The guide to the local currencies

The Tanzanian Shilling is the country’s official currency. There are coins in the denominations of 50, 500, and 1,000 shillings, as well as notes in the denominations of 1000, 1,000, 2,000, 5,000, and 10,000 shillings. Local businesses, such as stores and restaurants, primarily employ the local currency.

In the tourism industry, the US dollar is the chosen currency. Hotels, guide tips, tour payments, and even souvenir shops accept US dollars, but they can also accept Tanzanian shillings if that’s all you have.

It’s also worth noting that most establishments that accept US dollars won’t accept it if it’s ripped or wrinkled.

Local companies will immediately refuse notes that are older than 2006 due to a historical issue with counterfeiting.

Credit Card

Most stores, restaurants, and hotels accept international credit cards (particularly Visa, MasterCard, and American Express). Because many smaller establishments do not have EFTPOS, it is often preferable to carry cash for incidentals.

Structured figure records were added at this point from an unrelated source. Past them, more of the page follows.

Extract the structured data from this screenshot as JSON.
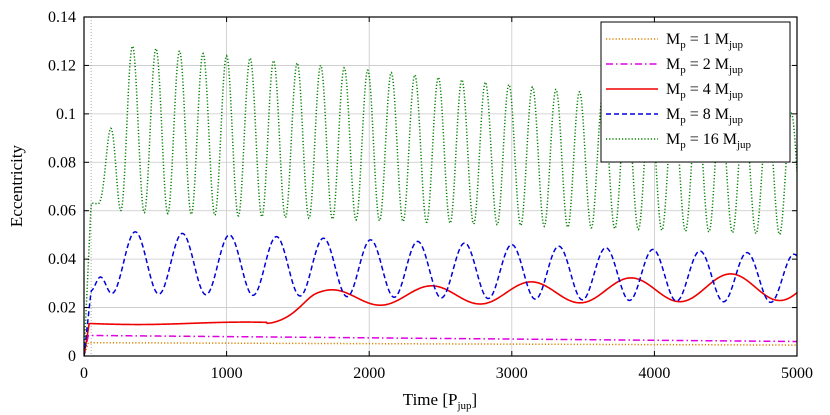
{
  "chart_data": {
    "type": "line",
    "title": "",
    "xlabel": "Time [P",
    "xlabel_sub": "jup",
    "xlabel_suffix": "]",
    "ylabel": "Eccentricity",
    "xlim": [
      0,
      5000
    ],
    "ylim": [
      0,
      0.14
    ],
    "xticks": [
      0,
      1000,
      2000,
      3000,
      4000,
      5000
    ],
    "xtick_labels": [
      "0",
      "1000",
      "2000",
      "3000",
      "4000",
      "5000"
    ],
    "yticks": [
      0,
      0.02,
      0.04,
      0.06,
      0.08,
      0.1,
      0.12,
      0.14
    ],
    "ytick_labels": [
      "0",
      "0.02",
      "0.04",
      "0.06",
      "0.08",
      "0.1",
      "0.12",
      "0.14"
    ],
    "grid": true,
    "legend_position": "top-right",
    "series": [
      {
        "name": "Mp = 1 Mjup",
        "legend": {
          "pre": "M",
          "pre_sub": "p",
          "mid": " = 1 M",
          "post_sub": "jup"
        },
        "color": "#d98200",
        "dash": "dotted",
        "model": {
          "kind": "flat",
          "e_start": 0.0055,
          "e_end": 0.0045
        }
      },
      {
        "name": "Mp = 2 Mjup",
        "legend": {
          "pre": "M",
          "pre_sub": "p",
          "mid": " = 2 M",
          "post_sub": "jup"
        },
        "color": "#e000e0",
        "dash": "dashdot",
        "model": {
          "kind": "flat",
          "e_start": 0.0085,
          "e_end": 0.006
        }
      },
      {
        "name": "Mp = 4 Mjup",
        "legend": {
          "pre": "M",
          "pre_sub": "p",
          "mid": " = 4 M",
          "post_sub": "jup"
        },
        "color": "#ee0000",
        "dash": "solid",
        "model": {
          "kind": "plateau_osc",
          "plateau": 0.0135,
          "plateau_end": 1280,
          "onset": 1380,
          "period": 700,
          "start_mean": 0.0235,
          "end_mean": 0.029,
          "start_amp": 0.003,
          "end_amp": 0.006
        }
      },
      {
        "name": "Mp = 8 Mjup",
        "legend": {
          "pre": "M",
          "pre_sub": "p",
          "mid": " = 8 M",
          "post_sub": "jup"
        },
        "color": "#0000dd",
        "dash": "dashed",
        "model": {
          "kind": "osc",
          "early_peak": 0.027,
          "period": 330,
          "phase_peak": 360,
          "start_mean": 0.039,
          "end_mean": 0.032,
          "start_amp": 0.013,
          "end_amp": 0.01
        }
      },
      {
        "name": "Mp = 16 Mjup",
        "legend": {
          "pre": "M",
          "pre_sub": "p",
          "mid": " = 16 M",
          "post_sub": "jup"
        },
        "color": "#008000",
        "dash": "dotted",
        "model": {
          "kind": "osc",
          "early_peak": 0.063,
          "period": 165,
          "phase_peak": 505,
          "start_mean": 0.095,
          "end_mean": 0.075,
          "start_amp": 0.035,
          "end_amp": 0.025
        }
      }
    ]
  }
}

Processing fees for credit card payments range from 5 to 15%. When paying via credit card, keep this in mind.


In most places, ATMs that take both Visa and MasterCard are available. ATMs are not available in small towns or on safari.

Make sure your bank knows you’ll be heading to Africa. Some banks will regard transactions done outside of your home country as suspicious, and if you haven’t informed them, they may lock your accounts.

As you are only able to withdraw Tanzanian shillings, you’ll still need to convert currency at the bank or in a currency exchange office in order to pay for things while on safari.

Exchange Rates

If you’re curious about the current exchange rate, we recommend checking This is just a guideline, and local vendors will have their own exchange rates posted.